Interest is also burgeoning in non-linear equalization techniques, including decision feedback equalization (DFE). Recently, there has been an effort to enhance DFE so that it performs better. One promising approach is bi-directional DFE (BD-DFE), in which the DFE is run either in the forward direction starting with the first symbol in a sequence of received symbols, or in the backward direction starting with the last symbol in the sequence.
More recently, BD-DFE has been performed by running both forward and backward directions and then further processing the results in some way. One way is arbitration, in which hard decision values from the two directions are selected based on a metric. See, for example, J. K. Nelson, et al., “BAD: Bidirectional arbitrated decision-feedback equalization,” IEEE Trans. Comm., vol. 53, no. 2, pp. 214-218, February 2005.
If the decisions made in the two directions of BD-DFE agree for a particular symbol, there is no need to compute and compare metrics. Where they disagree, a window of received values are considered, and a Euclidean distance metric is formed by comparing the received values to predicted values based on the symbol decisions and channel estimates. The direction which gives the best metric determines which direction to select for the symbol in the middle. Such “arbitration” processing has been extended to consider consecutive disagreeing symbol values, determining one metric for the group of symbols. See, for example, X.-G. Tang and Z. Ding, “Contradictory block arbitration for bi-directional decision feedback equalizers,” in Proc. IEEE Globecom, Nov. 17-21, 2002, pp. 283-286. Another interesting extension of BD-DFE uses the metric of a forward-error-correction (FEC) decoder to determine which symbol value to select. See, for example, H. S. Oh and D. S. Han, “Bidirectional equalizer arbitrated by Viterbi decoder path metrics,” IEEE Trans. Consumer Electronics, vol. 53, no. 1, pp. 60-64, February 2007.

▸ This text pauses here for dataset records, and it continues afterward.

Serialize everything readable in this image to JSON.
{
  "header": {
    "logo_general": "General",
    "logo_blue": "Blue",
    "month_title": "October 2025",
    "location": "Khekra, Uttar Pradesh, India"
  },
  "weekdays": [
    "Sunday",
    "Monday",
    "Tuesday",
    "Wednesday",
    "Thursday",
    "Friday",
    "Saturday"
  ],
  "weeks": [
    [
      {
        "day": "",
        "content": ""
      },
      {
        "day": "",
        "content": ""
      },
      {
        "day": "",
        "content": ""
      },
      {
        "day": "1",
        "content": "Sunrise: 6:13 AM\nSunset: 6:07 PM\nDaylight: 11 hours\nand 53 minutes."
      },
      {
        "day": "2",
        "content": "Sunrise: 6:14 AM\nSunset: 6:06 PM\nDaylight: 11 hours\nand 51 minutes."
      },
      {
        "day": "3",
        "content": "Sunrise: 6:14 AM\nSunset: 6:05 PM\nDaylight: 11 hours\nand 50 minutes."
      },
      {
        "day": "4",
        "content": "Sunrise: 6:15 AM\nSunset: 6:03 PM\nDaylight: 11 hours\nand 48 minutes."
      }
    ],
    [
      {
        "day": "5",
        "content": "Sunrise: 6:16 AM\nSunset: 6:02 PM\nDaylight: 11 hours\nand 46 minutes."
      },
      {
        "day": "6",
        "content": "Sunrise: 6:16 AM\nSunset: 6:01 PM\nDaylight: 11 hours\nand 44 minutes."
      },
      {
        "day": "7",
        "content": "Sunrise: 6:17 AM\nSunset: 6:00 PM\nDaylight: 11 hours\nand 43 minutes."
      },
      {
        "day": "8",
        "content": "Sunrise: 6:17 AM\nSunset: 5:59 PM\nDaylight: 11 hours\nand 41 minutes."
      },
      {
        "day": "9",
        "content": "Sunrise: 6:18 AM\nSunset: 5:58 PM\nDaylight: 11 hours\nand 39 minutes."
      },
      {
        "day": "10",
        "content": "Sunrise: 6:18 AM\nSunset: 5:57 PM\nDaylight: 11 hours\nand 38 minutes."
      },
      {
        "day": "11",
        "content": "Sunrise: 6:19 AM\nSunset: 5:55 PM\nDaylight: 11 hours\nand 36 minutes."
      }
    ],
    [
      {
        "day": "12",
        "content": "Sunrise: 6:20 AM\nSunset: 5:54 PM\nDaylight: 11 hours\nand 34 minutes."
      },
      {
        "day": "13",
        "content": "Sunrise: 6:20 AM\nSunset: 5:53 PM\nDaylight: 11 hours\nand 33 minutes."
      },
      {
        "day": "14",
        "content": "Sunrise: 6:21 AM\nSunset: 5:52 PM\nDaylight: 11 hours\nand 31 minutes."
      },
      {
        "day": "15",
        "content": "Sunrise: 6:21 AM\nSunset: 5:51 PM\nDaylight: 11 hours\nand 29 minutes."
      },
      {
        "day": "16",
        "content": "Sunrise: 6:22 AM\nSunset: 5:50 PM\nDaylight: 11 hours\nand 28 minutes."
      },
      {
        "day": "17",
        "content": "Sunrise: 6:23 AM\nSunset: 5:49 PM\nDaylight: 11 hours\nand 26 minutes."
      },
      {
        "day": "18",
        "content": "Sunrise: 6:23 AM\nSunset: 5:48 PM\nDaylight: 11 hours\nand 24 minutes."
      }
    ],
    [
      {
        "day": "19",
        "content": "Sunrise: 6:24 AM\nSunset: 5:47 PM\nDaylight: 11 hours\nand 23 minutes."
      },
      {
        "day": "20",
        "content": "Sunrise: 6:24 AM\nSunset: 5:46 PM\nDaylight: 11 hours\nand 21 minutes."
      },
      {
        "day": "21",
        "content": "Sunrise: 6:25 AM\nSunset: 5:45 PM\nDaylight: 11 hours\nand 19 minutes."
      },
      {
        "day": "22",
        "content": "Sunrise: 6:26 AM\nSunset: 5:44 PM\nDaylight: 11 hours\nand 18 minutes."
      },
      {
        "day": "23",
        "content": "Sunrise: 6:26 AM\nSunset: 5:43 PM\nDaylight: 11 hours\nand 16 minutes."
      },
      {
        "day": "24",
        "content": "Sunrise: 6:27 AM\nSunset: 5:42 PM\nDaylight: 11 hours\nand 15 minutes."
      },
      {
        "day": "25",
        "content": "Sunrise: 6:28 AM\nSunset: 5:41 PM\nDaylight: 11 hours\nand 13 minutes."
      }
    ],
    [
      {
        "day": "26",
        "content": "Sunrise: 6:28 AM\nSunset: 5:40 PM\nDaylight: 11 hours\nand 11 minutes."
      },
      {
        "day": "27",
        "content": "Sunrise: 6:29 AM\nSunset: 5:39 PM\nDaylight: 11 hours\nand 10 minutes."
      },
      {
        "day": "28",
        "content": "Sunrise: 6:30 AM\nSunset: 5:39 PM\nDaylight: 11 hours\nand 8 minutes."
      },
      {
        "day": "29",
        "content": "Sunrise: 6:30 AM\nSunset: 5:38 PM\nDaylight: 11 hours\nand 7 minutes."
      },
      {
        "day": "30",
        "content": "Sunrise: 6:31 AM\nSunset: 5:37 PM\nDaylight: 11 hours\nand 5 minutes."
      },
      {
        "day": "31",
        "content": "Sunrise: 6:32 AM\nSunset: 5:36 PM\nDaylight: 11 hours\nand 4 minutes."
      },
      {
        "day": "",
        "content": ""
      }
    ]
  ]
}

While arbitration can provide significant performance gains over BD-DFE alone, these performance gains come at the expense of potentially significant increases in complexity. In general, DFE-based processing is more complex than linear equalization, such as in G-Rake and chip equalization. In particular, with arbitration-based DFE, the receiver must run DFE-based processing twice: once in the forward direction and once in the reverse direction. Further, the receiver needs to form potentially complex metrics for arbitration when the forward and backward direction results disagree.
Sequence estimation, e.g., Maximum Likelihood Sequence Estimation (MLSE), is another form of non-linear equalization, and it offers significant performance potential for reliably detecting sequences of symbols in a received signal. An MLSE process used for symbol detection processes a given sequence of symbols jointly. More particularly, an MLSE receiver processes received signal samples representative of a total sequence of symbols to be estimated, and produces a maximum likelihood (ML) estimate of the sequence. For one example of MLSE processing, see Gordon L. Stüber, Principles of Mobile Communication 364 (2nd ed. 2001). Further, see U.S. application Ser. No. 10/412,504, as filed by Wang et al. on 11 Apr. 2003, for examples of joint symbol detection, including MLSE-based detection. (Note that the Wang '504 application is co-owned with the instant application.)

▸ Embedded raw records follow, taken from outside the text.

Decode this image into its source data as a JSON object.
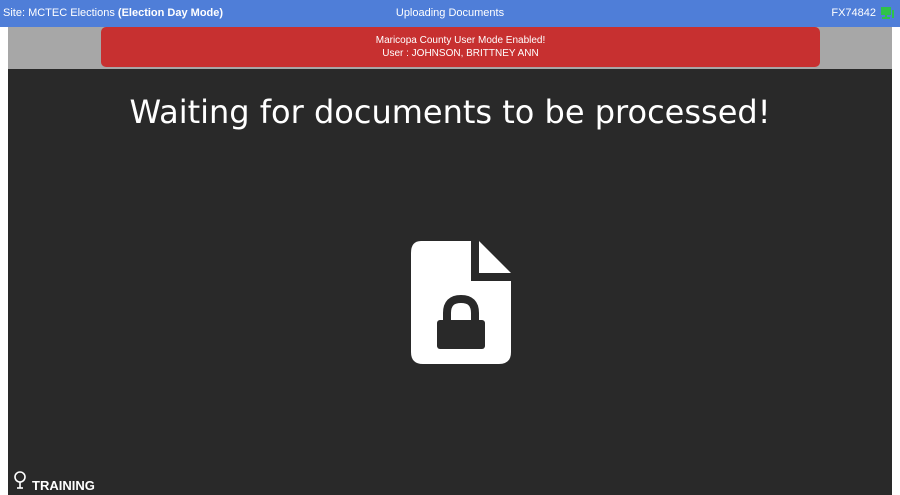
{
  "topbar": {
    "site_prefix": "Site: MCTEC Elections ",
    "site_mode": "(Election Day Mode)",
    "center_title": "Uploading Documents",
    "device_id": "FX74842",
    "status_icon": "network-connected-icon",
    "bar_color": "#4f7ed8"
  },
  "alert": {
    "line1": "Maricopa County User Mode Enabled!",
    "line2": "User : JOHNSON, BRITTNEY ANN",
    "color": "#c73030"
  },
  "main": {
    "message": "Waiting for documents to be processed!",
    "icon": "locked-document-icon",
    "background": "#292929"
  },
  "footer": {
    "mode_label": "TRAINING",
    "mode_icon": "lightbulb-icon"
  }
}
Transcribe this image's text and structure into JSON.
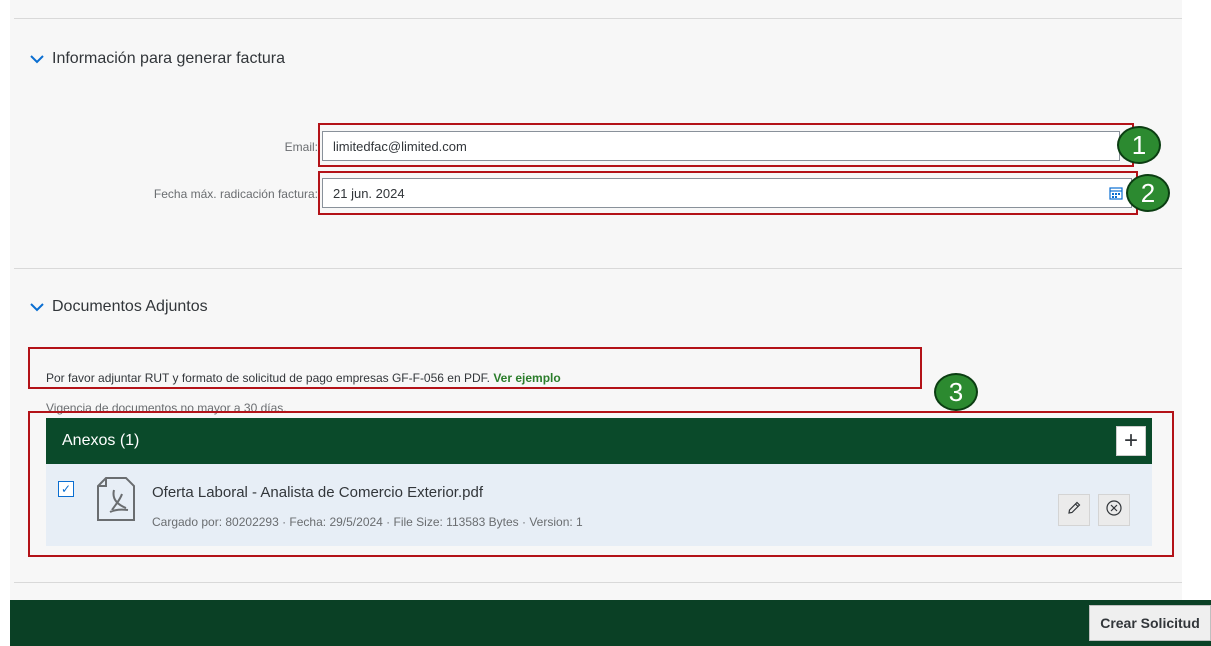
{
  "sections": {
    "invoice_info": {
      "title": "Información para generar factura"
    },
    "attachments_section": {
      "title": "Documentos Adjuntos"
    }
  },
  "form": {
    "email_label": "Email:",
    "email_value": "limitedfac@limited.com",
    "date_label": "Fecha máx. radicación factura:",
    "date_value": "21 jun. 2024"
  },
  "docs": {
    "instruction": "Por favor adjuntar RUT y formato de solicitud de pago empresas GF-F-056 en PDF.",
    "example_link": "Ver ejemplo",
    "validity": "Vigencia de documentos no mayor a 30 días."
  },
  "attachments": {
    "header": "Anexos (1)",
    "add_label": "+",
    "items": [
      {
        "name": "Oferta Laboral - Analista de Comercio Exterior.pdf",
        "meta": "Cargado por: 80202293 · Fecha: 29/5/2024 · File Size: 113583 Bytes · Version: 1",
        "checked": true
      }
    ]
  },
  "callouts": [
    "1",
    "2",
    "3"
  ],
  "footer": {
    "create_button": "Crear Solicitud"
  },
  "colors": {
    "brand_dark": "#0a4025",
    "callout_border": "#b31218",
    "badge_fill": "#2c8a30",
    "link": "#2b7d2b"
  },
  "icons": [
    "chevron-down-icon",
    "calendar-icon",
    "pdf-file-icon",
    "checkbox-icon",
    "add-icon",
    "edit-icon",
    "remove-icon"
  ]
}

Although inter-symbol interference (ISI) cancellation can be optimal with MLSE processing, computation complexity stands as a practical disadvantage of such processing. MLSE processing is particularly burdensome when used with extended sequence lengths and/or when used for estimating sequences of symbol vectors or blocks rather than sequences of individual symbols. (The number of possible symbol values per block is the number of combinations of possible symbol values for the individual symbols in the block.) Generally, the burden for MLSE processing increases significantly with the increasing number of possible paths (symbol vectors) represented by the sequence.

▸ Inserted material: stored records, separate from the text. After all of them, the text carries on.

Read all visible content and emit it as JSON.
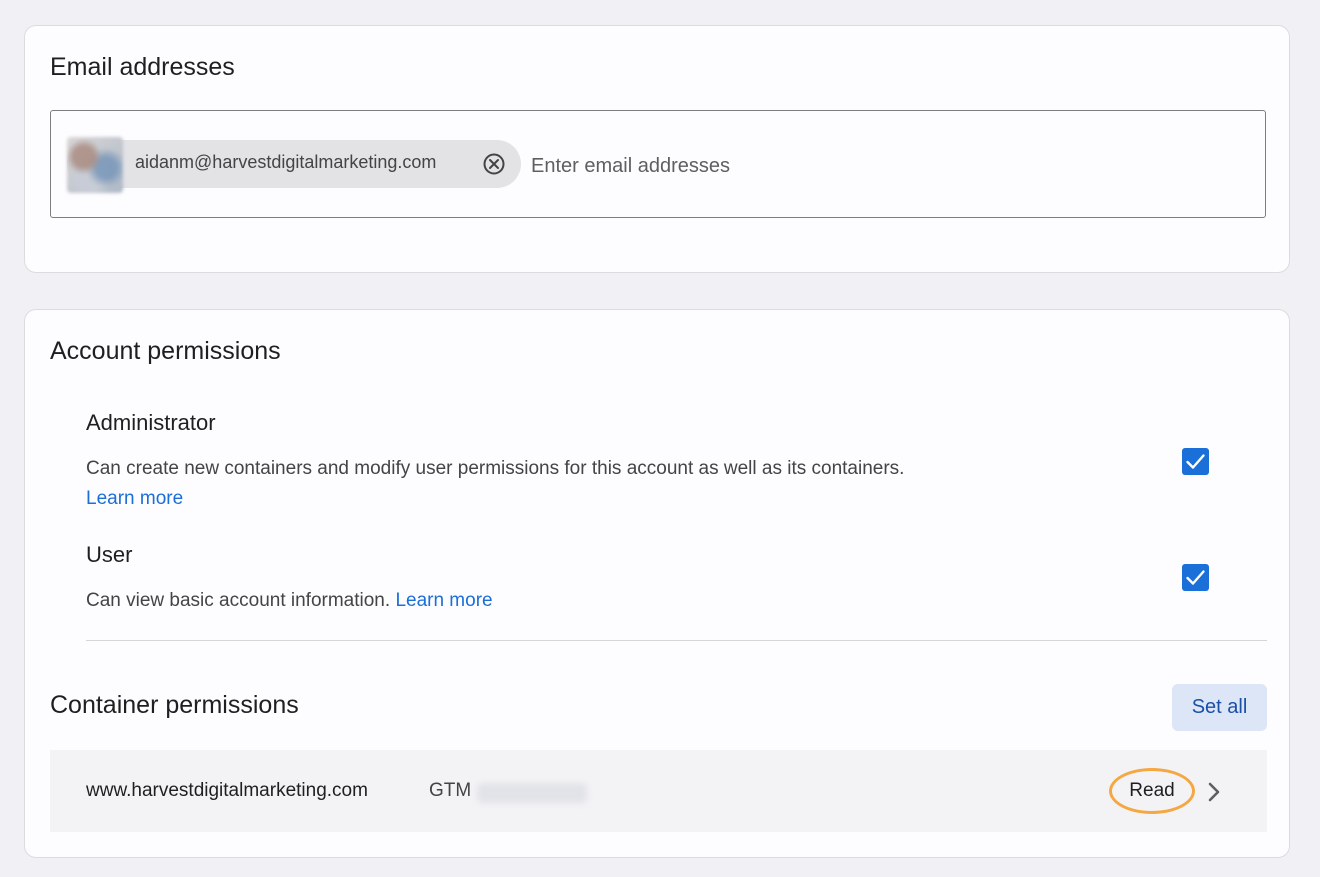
{
  "email_section": {
    "title": "Email addresses",
    "chips": [
      {
        "email": "aidanm@harvestdigitalmarketing.com",
        "remove_icon": "close-circle-icon"
      }
    ],
    "input_placeholder": "Enter email addresses"
  },
  "account_permissions": {
    "title": "Account permissions",
    "items": [
      {
        "name": "Administrator",
        "description": "Can create new containers and modify user permissions for this account as well as its containers.",
        "link": "Learn more",
        "checked": true
      },
      {
        "name": "User",
        "description": "Can view basic account information.",
        "link": "Learn more",
        "checked": true
      }
    ]
  },
  "container_permissions": {
    "title": "Container permissions",
    "set_all_label": "Set all",
    "rows": [
      {
        "domain": "www.harvestdigitalmarketing.com",
        "gtm_prefix": "GTM",
        "role": "Read",
        "chevron_icon": "chevron-right-icon"
      }
    ]
  },
  "colors": {
    "accent": "#1a6fd8",
    "highlight_ring": "#f5a742",
    "set_all_bg": "#dce6f6"
  }
}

Several known techniques exist for increasing MLSE processing efficiency, such as by limiting sequence lengths—which can compromise estimation performance—and by “pruning” or otherwise eliminating certain paths during sequence estimation. In particular, the so-called “T Algorithm” and “M Algorithm” provide bases for path elimination during MLSE processing. For example, see U.S. Pat. No. 6,347,125 to Dent, which is co-owned with the instant application, for a brief discussion of the “M Algorithm” as used for complexity reduction in sequence estimation. Briefly, the M algorithm reduces the number of retained states by discarding those states with low likelihood metrics, meaning that the best M states are retained.